Allerdings gibt es einige Einschränkungen. Die Gewährung dieser Zusicherungen an Frühphaseninvestoren kann aus Sicht der Unternehmensgründer oder von Investoren, die an späteren Finanzierungsrunden teilnehmen, recht teuer sein.

Eine Full Ratchet-Klausel kann es für das Unternehmen schwierig machen, neue Investitionen anzuziehen. Aus diesem Grund werden Full Ratchet-Klauseln in der Regel nur für einen begrenzten Zeitraum aufrechterhalten.



Beispiel: Auswirkungen von Full Ratchet auf Aktionäre


Zur Veranschaulichung betrachten wir ein Szenario, in dem ein Unternehmen 1 Million wandelbare Vorzugsaktien zu einem Preis von 1,00 $ pro Aktie unter Bedingungen verkauft, die eine Full Ratchet-Klausel enthalten. Angenommen, das Unternehmen führt dann eine zweite Finanzierungsrunde durch und verkauft diesmal 1 Million Stammaktien zu einem Preis von 0,50 $ pro Aktie.

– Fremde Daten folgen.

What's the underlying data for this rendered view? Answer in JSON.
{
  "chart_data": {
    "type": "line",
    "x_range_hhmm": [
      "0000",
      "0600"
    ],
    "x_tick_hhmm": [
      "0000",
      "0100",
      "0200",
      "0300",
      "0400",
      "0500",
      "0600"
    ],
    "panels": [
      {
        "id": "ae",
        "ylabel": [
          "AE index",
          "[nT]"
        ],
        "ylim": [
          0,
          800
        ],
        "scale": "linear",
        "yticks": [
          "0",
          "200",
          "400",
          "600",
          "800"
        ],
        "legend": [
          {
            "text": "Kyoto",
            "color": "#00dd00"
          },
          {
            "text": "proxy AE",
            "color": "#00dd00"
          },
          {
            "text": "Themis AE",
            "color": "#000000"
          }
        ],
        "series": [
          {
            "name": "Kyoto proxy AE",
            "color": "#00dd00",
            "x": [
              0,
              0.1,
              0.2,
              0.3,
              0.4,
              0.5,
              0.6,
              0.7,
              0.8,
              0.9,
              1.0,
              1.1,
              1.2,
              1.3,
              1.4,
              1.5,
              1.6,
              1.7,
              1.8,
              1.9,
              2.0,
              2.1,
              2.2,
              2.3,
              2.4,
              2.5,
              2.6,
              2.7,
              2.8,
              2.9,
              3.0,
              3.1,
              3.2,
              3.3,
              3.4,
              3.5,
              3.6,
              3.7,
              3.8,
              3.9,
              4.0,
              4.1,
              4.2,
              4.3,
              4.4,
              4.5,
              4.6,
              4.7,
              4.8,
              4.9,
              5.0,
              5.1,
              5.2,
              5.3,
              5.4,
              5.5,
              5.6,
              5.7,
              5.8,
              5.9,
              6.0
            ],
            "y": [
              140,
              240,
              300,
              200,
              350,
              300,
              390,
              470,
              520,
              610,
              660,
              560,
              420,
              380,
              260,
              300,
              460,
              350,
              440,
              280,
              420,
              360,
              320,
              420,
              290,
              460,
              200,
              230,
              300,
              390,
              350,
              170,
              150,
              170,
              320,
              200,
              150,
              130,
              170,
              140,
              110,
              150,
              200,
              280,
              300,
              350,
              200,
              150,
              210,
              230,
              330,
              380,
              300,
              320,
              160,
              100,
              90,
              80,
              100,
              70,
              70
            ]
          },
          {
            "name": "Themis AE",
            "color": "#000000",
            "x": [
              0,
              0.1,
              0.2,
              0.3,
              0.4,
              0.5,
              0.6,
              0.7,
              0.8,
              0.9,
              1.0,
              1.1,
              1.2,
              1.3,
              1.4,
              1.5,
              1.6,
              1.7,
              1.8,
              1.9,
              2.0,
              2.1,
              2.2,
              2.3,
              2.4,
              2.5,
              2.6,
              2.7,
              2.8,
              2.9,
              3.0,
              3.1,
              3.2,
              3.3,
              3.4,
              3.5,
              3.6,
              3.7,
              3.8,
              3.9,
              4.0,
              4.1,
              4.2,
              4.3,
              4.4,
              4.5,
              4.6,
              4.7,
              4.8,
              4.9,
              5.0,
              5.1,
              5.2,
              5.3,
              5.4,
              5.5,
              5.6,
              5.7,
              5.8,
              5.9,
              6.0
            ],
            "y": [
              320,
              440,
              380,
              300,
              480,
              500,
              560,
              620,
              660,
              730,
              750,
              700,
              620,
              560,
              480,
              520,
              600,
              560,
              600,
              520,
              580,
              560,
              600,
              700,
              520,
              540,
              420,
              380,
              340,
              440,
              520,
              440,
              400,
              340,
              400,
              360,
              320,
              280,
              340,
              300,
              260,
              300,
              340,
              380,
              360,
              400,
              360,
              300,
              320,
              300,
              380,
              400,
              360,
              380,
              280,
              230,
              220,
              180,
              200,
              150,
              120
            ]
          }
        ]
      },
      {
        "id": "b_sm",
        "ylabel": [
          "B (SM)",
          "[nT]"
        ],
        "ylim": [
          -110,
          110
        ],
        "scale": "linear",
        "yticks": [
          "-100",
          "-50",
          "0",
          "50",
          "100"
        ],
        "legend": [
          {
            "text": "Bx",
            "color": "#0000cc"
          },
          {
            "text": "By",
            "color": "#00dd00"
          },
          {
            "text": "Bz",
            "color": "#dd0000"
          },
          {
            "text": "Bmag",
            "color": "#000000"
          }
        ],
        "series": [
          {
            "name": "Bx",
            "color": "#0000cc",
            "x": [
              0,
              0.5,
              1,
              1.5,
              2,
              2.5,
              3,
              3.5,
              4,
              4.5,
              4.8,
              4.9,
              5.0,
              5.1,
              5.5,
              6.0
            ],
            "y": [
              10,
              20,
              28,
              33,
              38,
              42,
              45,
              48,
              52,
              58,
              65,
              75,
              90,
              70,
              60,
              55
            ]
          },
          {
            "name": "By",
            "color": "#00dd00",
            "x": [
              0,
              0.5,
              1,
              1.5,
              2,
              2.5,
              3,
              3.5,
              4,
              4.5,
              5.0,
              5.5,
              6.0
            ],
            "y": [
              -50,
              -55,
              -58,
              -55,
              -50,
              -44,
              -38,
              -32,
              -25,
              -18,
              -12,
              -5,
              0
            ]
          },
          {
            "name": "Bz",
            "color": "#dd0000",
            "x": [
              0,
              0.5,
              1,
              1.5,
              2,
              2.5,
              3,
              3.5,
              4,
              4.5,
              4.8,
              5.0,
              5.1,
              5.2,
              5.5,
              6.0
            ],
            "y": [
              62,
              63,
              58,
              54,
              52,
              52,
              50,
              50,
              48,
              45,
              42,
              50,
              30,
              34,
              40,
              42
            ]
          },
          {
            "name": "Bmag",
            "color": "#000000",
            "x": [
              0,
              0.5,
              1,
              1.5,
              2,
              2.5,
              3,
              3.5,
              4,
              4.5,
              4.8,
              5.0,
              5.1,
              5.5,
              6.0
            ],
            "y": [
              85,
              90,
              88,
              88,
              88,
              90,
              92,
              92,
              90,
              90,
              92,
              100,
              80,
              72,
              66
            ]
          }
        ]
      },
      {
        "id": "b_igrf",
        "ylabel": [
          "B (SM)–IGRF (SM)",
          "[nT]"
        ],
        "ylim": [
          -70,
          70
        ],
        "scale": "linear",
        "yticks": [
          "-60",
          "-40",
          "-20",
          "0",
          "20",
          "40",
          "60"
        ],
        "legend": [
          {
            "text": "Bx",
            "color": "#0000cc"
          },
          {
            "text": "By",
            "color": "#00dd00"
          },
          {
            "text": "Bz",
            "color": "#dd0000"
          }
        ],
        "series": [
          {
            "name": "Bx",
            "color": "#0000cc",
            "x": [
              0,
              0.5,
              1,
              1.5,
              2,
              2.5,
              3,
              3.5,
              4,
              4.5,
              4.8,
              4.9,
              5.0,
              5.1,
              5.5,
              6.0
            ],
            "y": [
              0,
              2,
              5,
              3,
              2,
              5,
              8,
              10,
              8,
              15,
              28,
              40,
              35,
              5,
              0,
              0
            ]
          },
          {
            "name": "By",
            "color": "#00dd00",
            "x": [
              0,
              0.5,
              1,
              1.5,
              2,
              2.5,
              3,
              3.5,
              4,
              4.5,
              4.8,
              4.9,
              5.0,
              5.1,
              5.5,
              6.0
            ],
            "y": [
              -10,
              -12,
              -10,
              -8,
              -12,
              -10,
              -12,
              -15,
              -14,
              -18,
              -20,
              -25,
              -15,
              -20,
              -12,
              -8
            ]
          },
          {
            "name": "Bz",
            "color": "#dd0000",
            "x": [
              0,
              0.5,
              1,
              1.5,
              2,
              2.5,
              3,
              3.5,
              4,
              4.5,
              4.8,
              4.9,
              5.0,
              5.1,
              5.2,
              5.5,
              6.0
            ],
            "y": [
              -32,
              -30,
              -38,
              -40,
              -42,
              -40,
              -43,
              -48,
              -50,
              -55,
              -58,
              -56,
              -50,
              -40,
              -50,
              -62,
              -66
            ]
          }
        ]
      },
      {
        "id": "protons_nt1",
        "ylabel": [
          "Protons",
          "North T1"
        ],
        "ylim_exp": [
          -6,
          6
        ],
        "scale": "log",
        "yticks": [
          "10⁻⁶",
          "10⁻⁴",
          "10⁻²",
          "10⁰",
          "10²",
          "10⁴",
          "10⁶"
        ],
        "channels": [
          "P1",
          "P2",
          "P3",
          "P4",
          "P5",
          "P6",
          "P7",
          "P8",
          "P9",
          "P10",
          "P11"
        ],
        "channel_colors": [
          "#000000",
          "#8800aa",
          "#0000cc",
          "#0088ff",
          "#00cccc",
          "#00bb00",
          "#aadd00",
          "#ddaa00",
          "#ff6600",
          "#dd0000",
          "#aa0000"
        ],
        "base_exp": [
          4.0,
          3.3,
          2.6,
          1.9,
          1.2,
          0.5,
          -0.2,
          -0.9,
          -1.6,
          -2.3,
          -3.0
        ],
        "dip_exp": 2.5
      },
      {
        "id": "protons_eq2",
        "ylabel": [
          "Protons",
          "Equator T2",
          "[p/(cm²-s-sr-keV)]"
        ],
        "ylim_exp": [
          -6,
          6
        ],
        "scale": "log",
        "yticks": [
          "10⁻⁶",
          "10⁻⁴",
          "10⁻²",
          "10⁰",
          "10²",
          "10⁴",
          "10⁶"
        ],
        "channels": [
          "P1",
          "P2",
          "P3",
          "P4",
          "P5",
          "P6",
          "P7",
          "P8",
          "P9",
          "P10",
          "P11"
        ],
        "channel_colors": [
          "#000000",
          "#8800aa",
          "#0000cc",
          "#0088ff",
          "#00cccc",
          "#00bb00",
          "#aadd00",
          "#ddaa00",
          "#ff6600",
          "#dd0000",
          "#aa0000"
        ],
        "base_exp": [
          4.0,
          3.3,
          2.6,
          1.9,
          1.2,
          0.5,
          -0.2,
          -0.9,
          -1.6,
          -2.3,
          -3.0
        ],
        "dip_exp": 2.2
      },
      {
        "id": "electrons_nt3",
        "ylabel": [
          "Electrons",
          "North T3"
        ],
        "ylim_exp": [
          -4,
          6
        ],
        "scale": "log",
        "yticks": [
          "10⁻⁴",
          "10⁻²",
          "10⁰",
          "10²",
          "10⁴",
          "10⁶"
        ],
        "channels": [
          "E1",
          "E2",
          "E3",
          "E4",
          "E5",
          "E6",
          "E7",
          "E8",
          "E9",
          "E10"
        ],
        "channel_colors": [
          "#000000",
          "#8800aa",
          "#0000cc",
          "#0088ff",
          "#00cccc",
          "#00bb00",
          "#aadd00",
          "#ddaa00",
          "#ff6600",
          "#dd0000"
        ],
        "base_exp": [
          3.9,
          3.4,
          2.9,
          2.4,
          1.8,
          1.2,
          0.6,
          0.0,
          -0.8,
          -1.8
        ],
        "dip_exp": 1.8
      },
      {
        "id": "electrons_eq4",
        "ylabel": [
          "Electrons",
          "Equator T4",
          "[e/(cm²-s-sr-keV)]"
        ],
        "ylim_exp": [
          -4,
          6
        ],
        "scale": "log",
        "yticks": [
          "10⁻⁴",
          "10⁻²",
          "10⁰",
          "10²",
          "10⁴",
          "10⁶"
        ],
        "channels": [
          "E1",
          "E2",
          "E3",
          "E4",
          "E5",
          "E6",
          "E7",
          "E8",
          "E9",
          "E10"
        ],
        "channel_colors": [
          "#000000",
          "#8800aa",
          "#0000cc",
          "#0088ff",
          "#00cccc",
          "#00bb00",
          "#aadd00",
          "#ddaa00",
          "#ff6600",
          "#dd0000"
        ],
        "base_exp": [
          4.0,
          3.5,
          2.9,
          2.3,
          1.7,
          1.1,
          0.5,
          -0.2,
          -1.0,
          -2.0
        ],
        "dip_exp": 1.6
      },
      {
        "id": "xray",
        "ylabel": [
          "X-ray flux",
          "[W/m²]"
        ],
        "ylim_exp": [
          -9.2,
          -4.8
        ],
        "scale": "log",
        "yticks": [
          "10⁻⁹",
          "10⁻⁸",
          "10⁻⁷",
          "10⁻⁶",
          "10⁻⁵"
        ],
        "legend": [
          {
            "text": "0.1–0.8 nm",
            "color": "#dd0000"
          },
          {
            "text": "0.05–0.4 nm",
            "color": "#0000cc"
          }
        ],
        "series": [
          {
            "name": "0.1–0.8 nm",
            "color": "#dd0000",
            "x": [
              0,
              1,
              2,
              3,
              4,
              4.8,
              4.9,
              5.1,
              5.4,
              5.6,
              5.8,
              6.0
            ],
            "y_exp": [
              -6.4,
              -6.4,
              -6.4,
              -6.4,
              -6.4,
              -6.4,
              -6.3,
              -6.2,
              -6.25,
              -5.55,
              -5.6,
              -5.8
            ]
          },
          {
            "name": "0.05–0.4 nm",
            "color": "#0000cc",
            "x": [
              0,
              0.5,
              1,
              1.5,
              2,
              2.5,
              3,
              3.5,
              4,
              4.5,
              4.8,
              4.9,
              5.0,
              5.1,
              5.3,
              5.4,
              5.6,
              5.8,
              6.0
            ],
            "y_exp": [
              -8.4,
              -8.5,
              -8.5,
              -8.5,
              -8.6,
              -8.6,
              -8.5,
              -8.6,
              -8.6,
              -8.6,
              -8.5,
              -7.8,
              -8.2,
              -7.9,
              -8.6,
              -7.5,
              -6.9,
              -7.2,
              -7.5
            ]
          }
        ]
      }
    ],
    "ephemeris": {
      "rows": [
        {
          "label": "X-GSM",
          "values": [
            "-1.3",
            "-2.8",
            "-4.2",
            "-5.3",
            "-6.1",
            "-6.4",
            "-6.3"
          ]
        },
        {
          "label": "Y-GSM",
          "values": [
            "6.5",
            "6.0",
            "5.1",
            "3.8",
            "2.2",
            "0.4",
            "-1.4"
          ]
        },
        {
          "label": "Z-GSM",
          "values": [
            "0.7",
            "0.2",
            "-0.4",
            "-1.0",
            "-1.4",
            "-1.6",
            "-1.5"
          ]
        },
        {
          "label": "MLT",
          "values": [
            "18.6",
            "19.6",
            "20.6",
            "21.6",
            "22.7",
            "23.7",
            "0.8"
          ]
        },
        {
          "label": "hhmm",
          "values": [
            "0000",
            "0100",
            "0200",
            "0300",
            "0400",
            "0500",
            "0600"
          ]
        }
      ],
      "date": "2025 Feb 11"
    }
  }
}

Aufgrund der Full Ratchet-Klausel muss das Unternehmen den Wandlungspreis der Vorzugsaktien auf 0,50 $ senken, um die Aktionäre zu entschädigen. Dies bedeutet effektiv, dass den Vorzugsaktionären neue Aktien (ohne zusätzliche Kosten) ausgegeben werden müssten, um sicherzustellen, dass ihr Gesamtbesitz nicht durch den Verkauf der neuen Stammaktien verringert wird.

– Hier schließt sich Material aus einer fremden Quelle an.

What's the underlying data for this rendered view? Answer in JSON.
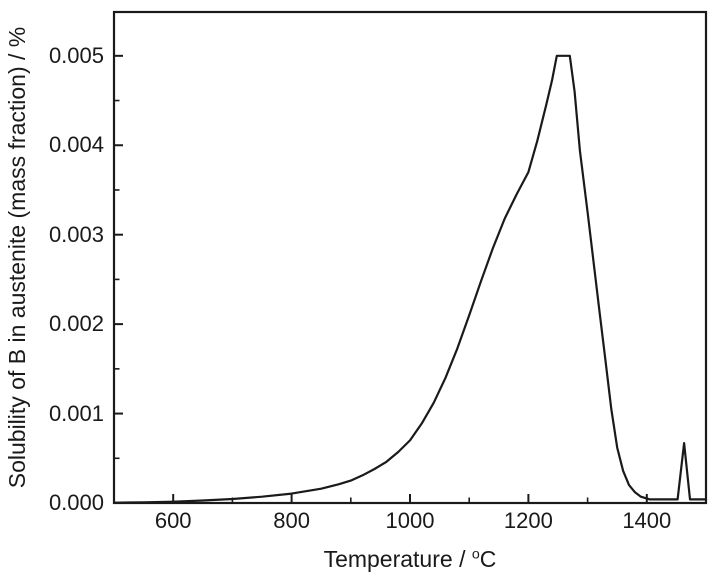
{
  "figure": {
    "background_color": "#ffffff",
    "frame_color": "#1a1a1a",
    "curve_color": "#1a1a1a"
  },
  "axis_display": {
    "x_prefix": "Temperature / ",
    "x_sup": "o",
    "x_unit": "C"
  },
  "chart_data": {
    "type": "line",
    "title": "",
    "xlabel": "Temperature / °C",
    "ylabel": "Solubility of B in austenite (mass fraction) / %",
    "xlim": [
      500,
      1500
    ],
    "ylim": [
      0,
      0.00549
    ],
    "grid": false,
    "legend": "none",
    "x_ticks_major": [
      600,
      800,
      1000,
      1200,
      1400
    ],
    "x_tick_labels": [
      "600",
      "800",
      "1000",
      "1200",
      "1400"
    ],
    "x_ticks_minor": [
      700,
      900,
      1100,
      1300
    ],
    "y_ticks_major": [
      0,
      0.001,
      0.002,
      0.003,
      0.004,
      0.005
    ],
    "y_tick_labels": [
      "0.000",
      "0.001",
      "0.002",
      "0.003",
      "0.004",
      "0.005"
    ],
    "y_ticks_minor": [
      0.0005,
      0.0015,
      0.0025,
      0.0035,
      0.0045
    ],
    "annotations": {
      "peak_plateau": {
        "x_range": [
          1248,
          1270
        ],
        "value": 0.005
      },
      "secondary_spike": {
        "x": 1463,
        "value": 0.00067
      }
    },
    "series": [
      {
        "name": "Solubility of B in austenite",
        "color": "#1a1a1a",
        "x": [
          500,
          550,
          600,
          650,
          700,
          750,
          800,
          850,
          880,
          900,
          920,
          940,
          960,
          980,
          1000,
          1020,
          1040,
          1060,
          1080,
          1100,
          1120,
          1140,
          1160,
          1180,
          1200,
          1215,
          1230,
          1240,
          1248,
          1270,
          1278,
          1287,
          1300,
          1310,
          1320,
          1330,
          1340,
          1350,
          1360,
          1370,
          1380,
          1390,
          1405,
          1420,
          1452,
          1463,
          1473,
          1500
        ],
        "y": [
          3e-06,
          8e-06,
          1.5e-05,
          2.8e-05,
          4.5e-05,
          7e-05,
          0.000105,
          0.00016,
          0.00021,
          0.00025,
          0.00031,
          0.00038,
          0.00046,
          0.00057,
          0.0007,
          0.00089,
          0.00112,
          0.0014,
          0.00173,
          0.0021,
          0.00248,
          0.00285,
          0.00318,
          0.00345,
          0.0037,
          0.00405,
          0.00445,
          0.00473,
          0.005,
          0.005,
          0.0046,
          0.00394,
          0.00325,
          0.0027,
          0.00215,
          0.0016,
          0.00105,
          0.00062,
          0.00036,
          0.0002,
          0.00012,
          7e-05,
          4e-05,
          4e-05,
          4e-05,
          0.00067,
          4e-05,
          4e-05
        ]
      }
    ]
  }
}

Dies kann zur Ausgabe neuer Aktien führen, um sowohl die ursprünglichen Vorzugsaktionäre, die von der Full Ratchet profitieren, als auch neue Investoren, die einen festen Unternehmensanteil anstreben, zufriedenzustellen. Schließlich wünschen sich Investoren nicht nur eine abstrakte Anzahl von Aktien, sondern einen konkreten prozentualen Anteil am Unternehmen.

In diesem Szenario könnten Gründer sehen, dass ihre Eigentumsanteile durch Anpassungen reduziert werden, die sowohl alte als auch neue Investoren begünstigen.



Vergleich von Full Ratchet und Weighted Average Anti-Dilution-Strategien


Ein Weighted Average-Ansatz ist eine fairere Alternative, um die Interessen von Gründern, frühen Investoren und späteren Investoren auszugleichen. Dieser Ansatz kommt in zwei Varianten vor: dem eng gefassten gewichteten Durchschnitt (narrow-based weighted average) und dem breit gefassten gewichteten Durchschnitt (broad-based weighted average).